La sobre ivresse de l’Esprit

Classé sous Communauté spirituelle — lhomeliedudimanche @ 0 h 01 min

La sobre ivresse de l’Esprit

Homélie pour la fête de Pentecôte / Année A
04/05/17

Cf. également :

Les trois dimensions de Pentecôte
Le scat de Pentecôte
Pentecôte : conjuguer glossolalie et xénolalie
Le marché de Pentecôte : 12 fruits, 7 dons
Et si l’Esprit Saint n’existait pas ?
La paix soit avec vous
Parler la langue de l’autre

On pourrait évoquer la Pentecôte comme un feu qui brûle sans consumer, à l’image des langues de feu sur la tête des apôtres et des femmes réunis à Jérusalem (hommes et femmes ensemble reçoivent l’Esprit Saint ! : pas de discrimination sexiste dans la vie spirituelle de l’Église…)
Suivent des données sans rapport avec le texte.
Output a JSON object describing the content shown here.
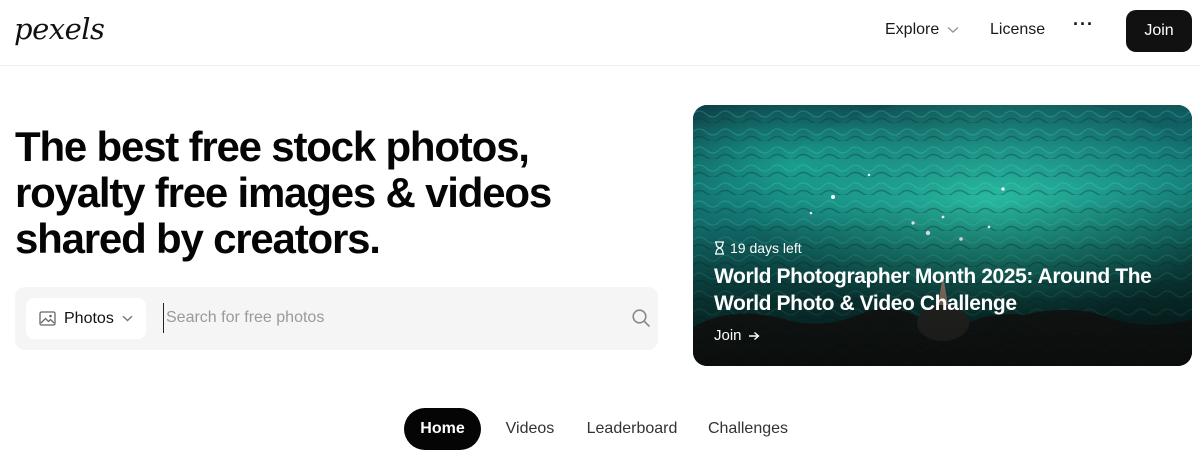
{
  "header": {
    "logo": "pexels",
    "nav": {
      "explore": "Explore",
      "license": "License",
      "more": "···",
      "join": "Join"
    }
  },
  "hero": {
    "title_line1": "The best free stock photos,",
    "title_line2": "royalty free images & videos",
    "title_line3": "shared by creators."
  },
  "search": {
    "type_label": "Photos",
    "placeholder": "Search for free photos",
    "value": ""
  },
  "challenge": {
    "days_left": "19 days left",
    "title": "World Photographer Month 2025: Around The World Photo & Video Challenge",
    "join_label": "Join"
  },
  "tabs": [
    {
      "label": "Home",
      "active": true
    },
    {
      "label": "Videos",
      "active": false
    },
    {
      "label": "Leaderboard",
      "active": false
    },
    {
      "label": "Challenges",
      "active": false
    }
  ],
  "colors": {
    "accent_dark": "#050505",
    "search_bg": "#f5f5f5",
    "water_teal": "#13a08a"
  },
  "icons": [
    "chevron-down-icon",
    "more-icon",
    "image-icon",
    "search-icon",
    "hourglass-icon",
    "arrow-right-icon"
  ]
}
Partons sur une autre image qui nous parle de l’Esprit : l’image de la boisson qui désaltère.

Paul nous dit : « Tous nous avons été désaltérés par l’Unique Esprit » (1Co 12,13). Arrêtons-nous plus précisément sur l’image de la boisson qui enivre, utilisée selon les Actes des Apôtres par les témoins de la scène : « ils sont pleins de vin doux » (Ac 2,13). C’est la réaction de la foule qui se moque en entendant ce phénomène étrange qu’est le chant en langues (glossolalie, à ne pas confondre avec la xénolalie, c’est-à-dire parler des langues étrangères), comme on se moque trop souvent de la culture qui nous est étrangère (cf. les remarques navrantes de bien des touristes à l’étranger…), comme on traîne en dérision au début un message qui détonne dans la culture dominante. Les pèlerins venus à Jérusalem pour la fête juive entendent les apôtres chanter en langues et ils pensent que c’est l’effet de l’alcool…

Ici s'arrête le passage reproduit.